1 mittelgroße Zwiebel, fein gewürfelt
4 größere Egerlinge
Butter zum Andünsten
Milch nach Bedarf
Salz
Pfeffer
Muskatnuss, gerieben
Petersilie
Liebstöckl
Weinraute
Oregano
Salbei
2 Eier
Die Zwiebeln in der heißen Butter etwas andünsten. Die würfelig geschnittenen Schwammerl zugeben und etwas weiter garen. Mit Milch nach Bedarf aufgießen und diese warm werden lassen.

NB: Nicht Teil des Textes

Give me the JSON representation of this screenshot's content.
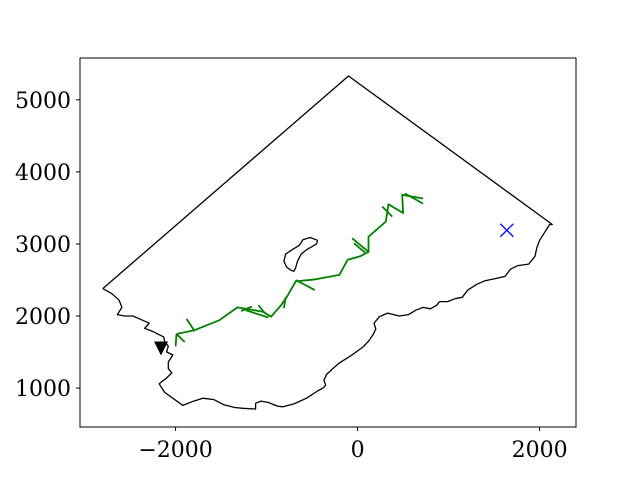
{
  "chart_data": {
    "type": "line",
    "title": "",
    "xlabel": "",
    "ylabel": "",
    "xlim": [
      -3050,
      2400
    ],
    "ylim": [
      460,
      5580
    ],
    "xticks": [
      -2000,
      0,
      2000
    ],
    "yticks": [
      1000,
      2000,
      3000,
      4000,
      5000
    ],
    "xtick_labels": [
      "−2000",
      "0",
      "2000"
    ],
    "ytick_labels": [
      "1000",
      "2000",
      "3000",
      "4000",
      "5000"
    ],
    "grid": false,
    "legend": "none",
    "colors": {
      "boundary": "#000000",
      "path": "#008000",
      "target": "#0000ff",
      "start": "#000000"
    },
    "boundary": [
      [
        -2800,
        2380
      ],
      [
        -2700,
        2310
      ],
      [
        -2620,
        2220
      ],
      [
        -2590,
        2120
      ],
      [
        -2640,
        2020
      ],
      [
        -2560,
        2000
      ],
      [
        -2470,
        2000
      ],
      [
        -2360,
        1940
      ],
      [
        -2290,
        1900
      ],
      [
        -2340,
        1830
      ],
      [
        -2260,
        1790
      ],
      [
        -2130,
        1710
      ],
      [
        -2120,
        1650
      ],
      [
        -2080,
        1580
      ],
      [
        -2100,
        1500
      ],
      [
        -2030,
        1460
      ],
      [
        -2080,
        1360
      ],
      [
        -2080,
        1270
      ],
      [
        -2040,
        1210
      ],
      [
        -2100,
        1140
      ],
      [
        -2180,
        1060
      ],
      [
        -2120,
        940
      ],
      [
        -2030,
        860
      ],
      [
        -1920,
        760
      ],
      [
        -1820,
        810
      ],
      [
        -1700,
        860
      ],
      [
        -1580,
        840
      ],
      [
        -1470,
        770
      ],
      [
        -1350,
        730
      ],
      [
        -1260,
        720
      ],
      [
        -1120,
        710
      ],
      [
        -1120,
        790
      ],
      [
        -1060,
        820
      ],
      [
        -980,
        800
      ],
      [
        -880,
        750
      ],
      [
        -820,
        740
      ],
      [
        -700,
        780
      ],
      [
        -560,
        860
      ],
      [
        -440,
        960
      ],
      [
        -380,
        1000
      ],
      [
        -350,
        1040
      ],
      [
        -370,
        1110
      ],
      [
        -340,
        1190
      ],
      [
        -280,
        1260
      ],
      [
        -200,
        1350
      ],
      [
        -60,
        1460
      ],
      [
        60,
        1570
      ],
      [
        120,
        1650
      ],
      [
        170,
        1740
      ],
      [
        200,
        1820
      ],
      [
        180,
        1900
      ],
      [
        240,
        1990
      ],
      [
        330,
        2040
      ],
      [
        460,
        2000
      ],
      [
        560,
        2020
      ],
      [
        640,
        2080
      ],
      [
        720,
        2120
      ],
      [
        800,
        2100
      ],
      [
        870,
        2150
      ],
      [
        900,
        2200
      ],
      [
        990,
        2200
      ],
      [
        1070,
        2240
      ],
      [
        1150,
        2260
      ],
      [
        1210,
        2360
      ],
      [
        1310,
        2440
      ],
      [
        1400,
        2490
      ],
      [
        1520,
        2520
      ],
      [
        1620,
        2550
      ],
      [
        1680,
        2650
      ],
      [
        1760,
        2700
      ],
      [
        1880,
        2720
      ],
      [
        1950,
        2830
      ],
      [
        1970,
        2950
      ],
      [
        2000,
        3050
      ],
      [
        2060,
        3170
      ],
      [
        2110,
        3270
      ],
      [
        2140,
        3270
      ],
      [
        -100,
        5330
      ],
      [
        -2800,
        2380
      ]
    ],
    "island": [
      [
        -780,
        2680
      ],
      [
        -740,
        2640
      ],
      [
        -700,
        2620
      ],
      [
        -680,
        2670
      ],
      [
        -660,
        2760
      ],
      [
        -620,
        2860
      ],
      [
        -560,
        2920
      ],
      [
        -450,
        3000
      ],
      [
        -440,
        3050
      ],
      [
        -520,
        3090
      ],
      [
        -600,
        3060
      ],
      [
        -640,
        2980
      ],
      [
        -720,
        2920
      ],
      [
        -790,
        2860
      ],
      [
        -810,
        2760
      ],
      [
        -780,
        2680
      ]
    ],
    "path": [
      [
        -1990,
        1750
      ],
      [
        -1800,
        1800
      ],
      [
        -1520,
        1940
      ],
      [
        -1320,
        2120
      ],
      [
        -1040,
        2060
      ],
      [
        -950,
        1990
      ],
      [
        -840,
        2150
      ],
      [
        -780,
        2260
      ],
      [
        -680,
        2480
      ],
      [
        -460,
        2510
      ],
      [
        -200,
        2570
      ],
      [
        -110,
        2780
      ],
      [
        30,
        2830
      ],
      [
        120,
        2890
      ],
      [
        120,
        3100
      ],
      [
        310,
        3310
      ],
      [
        340,
        3550
      ],
      [
        500,
        3430
      ],
      [
        490,
        3680
      ],
      [
        720,
        3630
      ]
    ],
    "branches": [
      [
        [
          -1990,
          1750
        ],
        [
          -2000,
          1580
        ]
      ],
      [
        [
          -1990,
          1750
        ],
        [
          -1900,
          1640
        ]
      ],
      [
        [
          -1790,
          1790
        ],
        [
          -1880,
          1960
        ]
      ],
      [
        [
          -1280,
          2070
        ],
        [
          -1160,
          2130
        ]
      ],
      [
        [
          -1230,
          2080
        ],
        [
          -980,
          1980
        ]
      ],
      [
        [
          -1090,
          2150
        ],
        [
          -1020,
          2040
        ]
      ],
      [
        [
          -810,
          2110
        ],
        [
          -790,
          2260
        ]
      ],
      [
        [
          -680,
          2500
        ],
        [
          -470,
          2360
        ]
      ],
      [
        [
          120,
          2890
        ],
        [
          -60,
          3080
        ]
      ],
      [
        [
          80,
          2880
        ],
        [
          -40,
          3010
        ]
      ],
      [
        [
          270,
          3520
        ],
        [
          380,
          3380
        ]
      ],
      [
        [
          520,
          3700
        ],
        [
          720,
          3560
        ]
      ]
    ],
    "target": {
      "x": 1640,
      "y": 3190,
      "marker": "x"
    },
    "start": {
      "x": -2160,
      "y": 1550,
      "marker": "triangle-down"
    }
  }
}
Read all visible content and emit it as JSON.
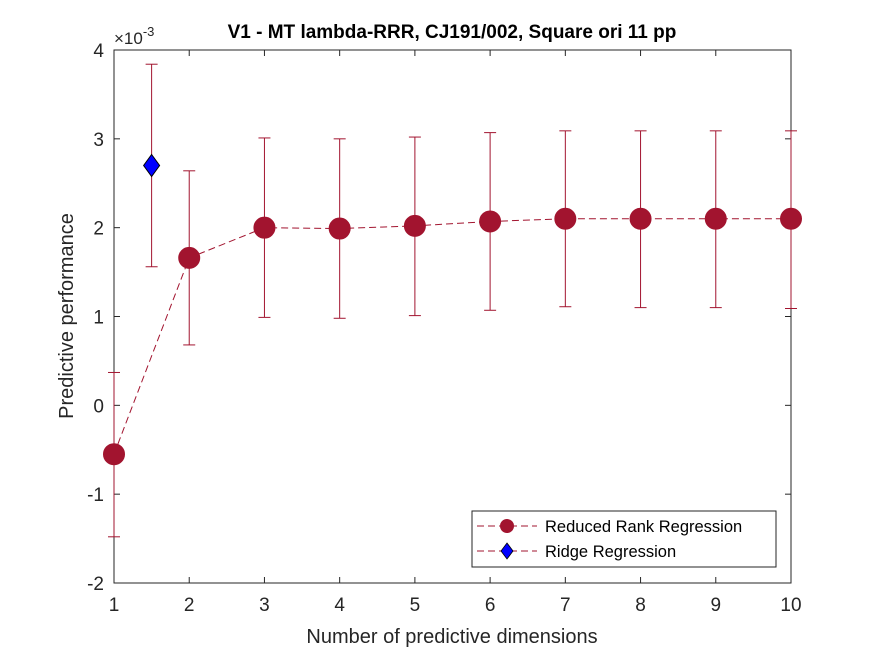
{
  "chart_data": {
    "type": "line",
    "title": "V1 - MT lambda-RRR, CJ191/002, Square ori 11 pp",
    "xlabel": "Number of predictive dimensions",
    "ylabel": "Predictive performance",
    "y_exponent_label": "×10",
    "y_exponent_power": "-3",
    "xlim": [
      1,
      10
    ],
    "ylim": [
      -2,
      4
    ],
    "xticks": [
      "1",
      "2",
      "3",
      "4",
      "5",
      "6",
      "7",
      "8",
      "9",
      "10"
    ],
    "yticks": [
      "-2",
      "-1",
      "0",
      "1",
      "2",
      "3",
      "4"
    ],
    "grid": false,
    "legend_placement": "bottom-right",
    "series": [
      {
        "name": "Reduced Rank Regression",
        "color": "#A2142F",
        "marker": "circle",
        "x": [
          1,
          2,
          3,
          4,
          5,
          6,
          7,
          8,
          9,
          10
        ],
        "y": [
          -0.55,
          1.66,
          2.0,
          1.99,
          2.02,
          2.07,
          2.1,
          2.1,
          2.1,
          2.1
        ],
        "err_low": [
          -1.48,
          0.68,
          0.99,
          0.98,
          1.01,
          1.07,
          1.11,
          1.1,
          1.1,
          1.09
        ],
        "err_high": [
          0.37,
          2.64,
          3.01,
          3.0,
          3.02,
          3.07,
          3.09,
          3.09,
          3.09,
          3.09
        ]
      },
      {
        "name": "Ridge Regression",
        "color": "#0000FF",
        "marker": "diamond",
        "x": [
          1.5
        ],
        "y": [
          2.7
        ],
        "err_low": [
          1.56
        ],
        "err_high": [
          3.84
        ]
      }
    ]
  }
}
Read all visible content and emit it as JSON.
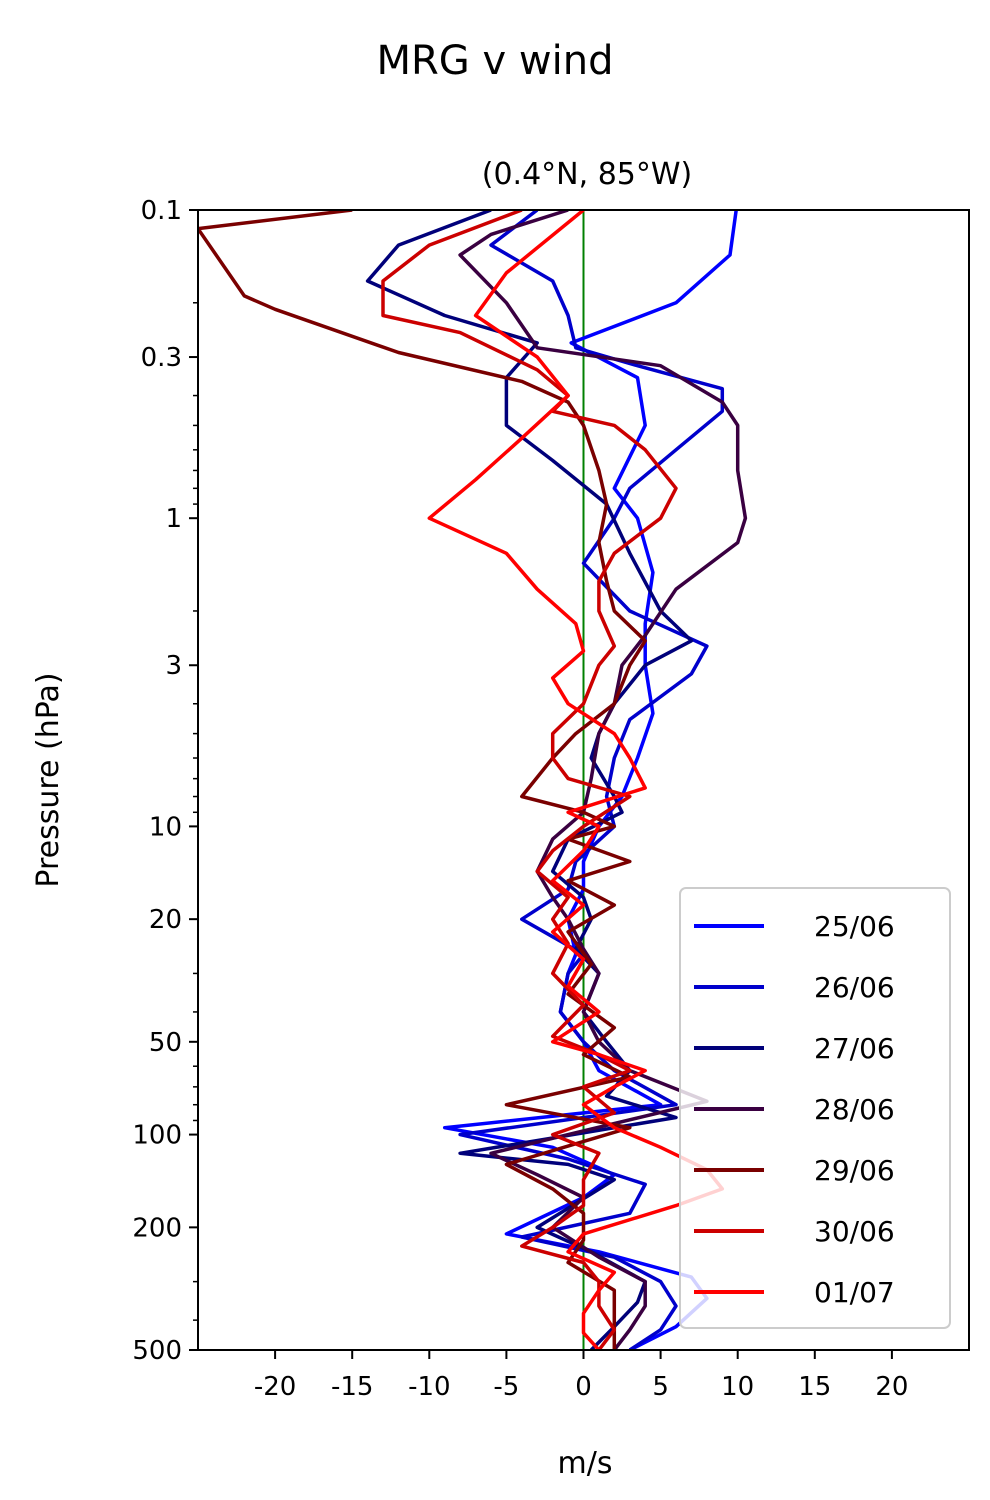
{
  "figure": {
    "suptitle": "MRG v wind"
  },
  "chart_data": {
    "type": "line",
    "title": "(0.4°N, 85°W)",
    "xlabel": "m/s",
    "ylabel": "Pressure (hPa)",
    "xlim": [
      -25,
      25
    ],
    "ylim": [
      500,
      0.1
    ],
    "yscale": "log",
    "grid": false,
    "legend_position": "lower-right",
    "xticks": [
      {
        "value": -20,
        "label": "-20"
      },
      {
        "value": -15,
        "label": "-15"
      },
      {
        "value": -10,
        "label": "-10"
      },
      {
        "value": -5,
        "label": "-5"
      },
      {
        "value": 0,
        "label": "0"
      },
      {
        "value": 5,
        "label": "5"
      },
      {
        "value": 10,
        "label": "10"
      },
      {
        "value": 15,
        "label": "15"
      },
      {
        "value": 20,
        "label": "20"
      }
    ],
    "yticks": [
      {
        "value": 0.1,
        "label": "0.1"
      },
      {
        "value": 0.3,
        "label": "0.3"
      },
      {
        "value": 1,
        "label": "1"
      },
      {
        "value": 3,
        "label": "3"
      },
      {
        "value": 10,
        "label": "10"
      },
      {
        "value": 20,
        "label": "20"
      },
      {
        "value": 50,
        "label": "50"
      },
      {
        "value": 100,
        "label": "100"
      },
      {
        "value": 200,
        "label": "200"
      },
      {
        "value": 500,
        "label": "500"
      }
    ],
    "reference_line": {
      "x": 0,
      "color": "#008000"
    },
    "series": [
      {
        "name": "25/06",
        "color": "#0000ff",
        "points": [
          [
            9.9,
            0.1
          ],
          [
            9.5,
            0.14
          ],
          [
            6,
            0.2
          ],
          [
            -0.8,
            0.27
          ],
          [
            3.5,
            0.35
          ],
          [
            4,
            0.5
          ],
          [
            2,
            0.8
          ],
          [
            3.5,
            1.0
          ],
          [
            4.5,
            1.5
          ],
          [
            4,
            2.2
          ],
          [
            4,
            3
          ],
          [
            4.5,
            4.3
          ],
          [
            3.5,
            6
          ],
          [
            2.5,
            8
          ],
          [
            1,
            10
          ],
          [
            0,
            13
          ],
          [
            0,
            16
          ],
          [
            -1,
            20
          ],
          [
            -0.5,
            26
          ],
          [
            -1,
            30
          ],
          [
            -1.5,
            40
          ],
          [
            0,
            50
          ],
          [
            1,
            62
          ],
          [
            5,
            80
          ],
          [
            -9,
            95
          ],
          [
            -2,
            110
          ],
          [
            2,
            135
          ],
          [
            0,
            160
          ],
          [
            -5,
            210
          ],
          [
            1,
            240
          ],
          [
            7,
            290
          ],
          [
            8,
            340
          ],
          [
            6,
            420
          ],
          [
            3,
            500
          ]
        ]
      },
      {
        "name": "26/06",
        "color": "#0000cc",
        "points": [
          [
            -3,
            0.1
          ],
          [
            -6,
            0.13
          ],
          [
            -2,
            0.17
          ],
          [
            -1,
            0.22
          ],
          [
            -0.5,
            0.28
          ],
          [
            3.5,
            0.32
          ],
          [
            9,
            0.38
          ],
          [
            9,
            0.45
          ],
          [
            6,
            0.6
          ],
          [
            3,
            0.8
          ],
          [
            2,
            1.0
          ],
          [
            0,
            1.4
          ],
          [
            3,
            2
          ],
          [
            8,
            2.6
          ],
          [
            7,
            3.2
          ],
          [
            3,
            4.5
          ],
          [
            2,
            6
          ],
          [
            1.5,
            8
          ],
          [
            2,
            10
          ],
          [
            -0.5,
            13
          ],
          [
            -1,
            16
          ],
          [
            -4,
            20
          ],
          [
            0,
            26
          ],
          [
            -1,
            30
          ],
          [
            -1.5,
            40
          ],
          [
            0,
            50
          ],
          [
            2,
            62
          ],
          [
            6,
            80
          ],
          [
            -8,
            100
          ],
          [
            -1,
            120
          ],
          [
            4,
            145
          ],
          [
            3,
            180
          ],
          [
            -4,
            215
          ],
          [
            2,
            250
          ],
          [
            5,
            300
          ],
          [
            6,
            360
          ],
          [
            5,
            430
          ],
          [
            3,
            500
          ]
        ]
      },
      {
        "name": "27/06",
        "color": "#00007a",
        "points": [
          [
            -6,
            0.1
          ],
          [
            -12,
            0.13
          ],
          [
            -14,
            0.17
          ],
          [
            -9,
            0.22
          ],
          [
            -3,
            0.27
          ],
          [
            -5,
            0.35
          ],
          [
            -5,
            0.5
          ],
          [
            -2,
            0.65
          ],
          [
            1.5,
            0.9
          ],
          [
            3,
            1.3
          ],
          [
            5,
            2
          ],
          [
            7,
            2.5
          ],
          [
            4,
            3
          ],
          [
            2,
            4
          ],
          [
            1,
            5
          ],
          [
            0.5,
            6
          ],
          [
            2,
            8
          ],
          [
            2.5,
            9
          ],
          [
            -1,
            11
          ],
          [
            -2,
            14
          ],
          [
            0,
            17
          ],
          [
            0.5,
            20
          ],
          [
            -0.5,
            25
          ],
          [
            1,
            30
          ],
          [
            0,
            40
          ],
          [
            1.5,
            50
          ],
          [
            3,
            62
          ],
          [
            1.5,
            75
          ],
          [
            6,
            88
          ],
          [
            -8,
            115
          ],
          [
            -1,
            125
          ],
          [
            2,
            140
          ],
          [
            -3,
            200
          ],
          [
            0.5,
            240
          ],
          [
            4,
            300
          ],
          [
            3.5,
            350
          ],
          [
            2,
            420
          ],
          [
            0.5,
            500
          ]
        ]
      },
      {
        "name": "28/06",
        "color": "#3a0041",
        "points": [
          [
            -1,
            0.1
          ],
          [
            -6,
            0.12
          ],
          [
            -8,
            0.14
          ],
          [
            -5,
            0.2
          ],
          [
            -3,
            0.28
          ],
          [
            5,
            0.32
          ],
          [
            9,
            0.42
          ],
          [
            10,
            0.5
          ],
          [
            10,
            0.7
          ],
          [
            10.5,
            1.0
          ],
          [
            10,
            1.2
          ],
          [
            6,
            1.7
          ],
          [
            4,
            2.4
          ],
          [
            2.5,
            3
          ],
          [
            2,
            4
          ],
          [
            1,
            5
          ],
          [
            0.5,
            7
          ],
          [
            0,
            9
          ],
          [
            -2,
            11
          ],
          [
            -3,
            14
          ],
          [
            -2,
            17
          ],
          [
            -1,
            20
          ],
          [
            0,
            25
          ],
          [
            1,
            30
          ],
          [
            0,
            40
          ],
          [
            1,
            50
          ],
          [
            3,
            62
          ],
          [
            8,
            78
          ],
          [
            -1,
            100
          ],
          [
            -6,
            115
          ],
          [
            -3,
            135
          ],
          [
            0,
            160
          ],
          [
            -2,
            200
          ],
          [
            1,
            250
          ],
          [
            4,
            300
          ],
          [
            4,
            360
          ],
          [
            3,
            430
          ],
          [
            2,
            500
          ]
        ]
      },
      {
        "name": "29/06",
        "color": "#7a0000",
        "points": [
          [
            -15,
            0.1
          ],
          [
            -25,
            0.115
          ],
          [
            -22,
            0.19
          ],
          [
            -20,
            0.21
          ],
          [
            -12,
            0.29
          ],
          [
            -4,
            0.36
          ],
          [
            -1,
            0.42
          ],
          [
            0,
            0.5
          ],
          [
            1,
            0.7
          ],
          [
            1.5,
            0.9
          ],
          [
            1,
            1.2
          ],
          [
            1.5,
            1.6
          ],
          [
            2,
            2
          ],
          [
            4,
            2.5
          ],
          [
            3,
            3
          ],
          [
            2,
            4
          ],
          [
            -0.5,
            5
          ],
          [
            -2,
            6
          ],
          [
            -4,
            8
          ],
          [
            0,
            9
          ],
          [
            2,
            10
          ],
          [
            -1,
            11
          ],
          [
            3,
            13
          ],
          [
            -1,
            15
          ],
          [
            2,
            18
          ],
          [
            -1,
            22
          ],
          [
            0.5,
            28
          ],
          [
            -1,
            35
          ],
          [
            2,
            45
          ],
          [
            0,
            55
          ],
          [
            3,
            65
          ],
          [
            -5,
            80
          ],
          [
            3,
            95
          ],
          [
            -5,
            125
          ],
          [
            -2,
            150
          ],
          [
            0,
            180
          ],
          [
            0,
            220
          ],
          [
            -1,
            260
          ],
          [
            2,
            320
          ],
          [
            2,
            400
          ],
          [
            2,
            500
          ]
        ]
      },
      {
        "name": "30/06",
        "color": "#cc0000",
        "points": [
          [
            -4,
            0.1
          ],
          [
            -10,
            0.13
          ],
          [
            -13,
            0.17
          ],
          [
            -13,
            0.22
          ],
          [
            -8,
            0.25
          ],
          [
            -3,
            0.33
          ],
          [
            -1,
            0.4
          ],
          [
            -2,
            0.45
          ],
          [
            2,
            0.5
          ],
          [
            4,
            0.6
          ],
          [
            6,
            0.8
          ],
          [
            5,
            1.0
          ],
          [
            2,
            1.3
          ],
          [
            1,
            1.6
          ],
          [
            1,
            2
          ],
          [
            2,
            2.6
          ],
          [
            1,
            3
          ],
          [
            0,
            4
          ],
          [
            -2,
            5
          ],
          [
            -2,
            6
          ],
          [
            -1,
            7
          ],
          [
            3,
            8
          ],
          [
            0,
            10
          ],
          [
            -2,
            12
          ],
          [
            -3,
            14
          ],
          [
            -1,
            17
          ],
          [
            -2,
            20
          ],
          [
            -1,
            24
          ],
          [
            -2,
            30
          ],
          [
            0,
            38
          ],
          [
            -2,
            48
          ],
          [
            1,
            55
          ],
          [
            3,
            62
          ],
          [
            0,
            70
          ],
          [
            2,
            85
          ],
          [
            -2,
            100
          ],
          [
            1,
            115
          ],
          [
            0,
            140
          ],
          [
            0,
            170
          ],
          [
            -2,
            200
          ],
          [
            -4,
            230
          ],
          [
            0,
            260
          ],
          [
            1,
            300
          ],
          [
            1,
            360
          ],
          [
            2,
            430
          ],
          [
            1,
            500
          ]
        ]
      },
      {
        "name": "01/07",
        "color": "#ff0000",
        "points": [
          [
            0,
            0.1
          ],
          [
            -5,
            0.16
          ],
          [
            -7,
            0.22
          ],
          [
            -3,
            0.3
          ],
          [
            -1,
            0.4
          ],
          [
            -4,
            0.55
          ],
          [
            -7,
            0.75
          ],
          [
            -10,
            1.0
          ],
          [
            -5,
            1.3
          ],
          [
            -3,
            1.7
          ],
          [
            -0.5,
            2.2
          ],
          [
            0,
            2.7
          ],
          [
            -2,
            3.3
          ],
          [
            -1,
            4
          ],
          [
            2,
            5
          ],
          [
            3,
            6
          ],
          [
            4,
            7.5
          ],
          [
            -1,
            9
          ],
          [
            1,
            10
          ],
          [
            0,
            12
          ],
          [
            -2,
            15
          ],
          [
            0,
            18
          ],
          [
            -2,
            22
          ],
          [
            0,
            27
          ],
          [
            -1,
            33
          ],
          [
            1,
            40
          ],
          [
            -2,
            50
          ],
          [
            1,
            55
          ],
          [
            4,
            62
          ],
          [
            2,
            70
          ],
          [
            0,
            80
          ],
          [
            2,
            95
          ],
          [
            5,
            110
          ],
          [
            8,
            130
          ],
          [
            9,
            150
          ],
          [
            6,
            170
          ],
          [
            0,
            210
          ],
          [
            -1,
            240
          ],
          [
            2,
            280
          ],
          [
            1,
            320
          ],
          [
            0,
            380
          ],
          [
            0,
            440
          ],
          [
            1,
            500
          ]
        ]
      }
    ]
  }
}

Die Brezenstücke in eine Schüssel geben und die Zwiebel-Pilz-Mischung darauf verteilen. Die geschnittenen Gewürze und geriebene Muskatnuss mit unterheben. Mit den verrührten Eiern alles gut vermischen. Eine
Viertelstunde ziehen lassen.
Die Masse auf Klarsichtfolie geben und zu einer Rolle formen. Mit Alufolie umhüllen und eine gute Viertelstunde in kochendem Wasser garen.
Dann den Serviettenknödel herausnehmen und auswickeln.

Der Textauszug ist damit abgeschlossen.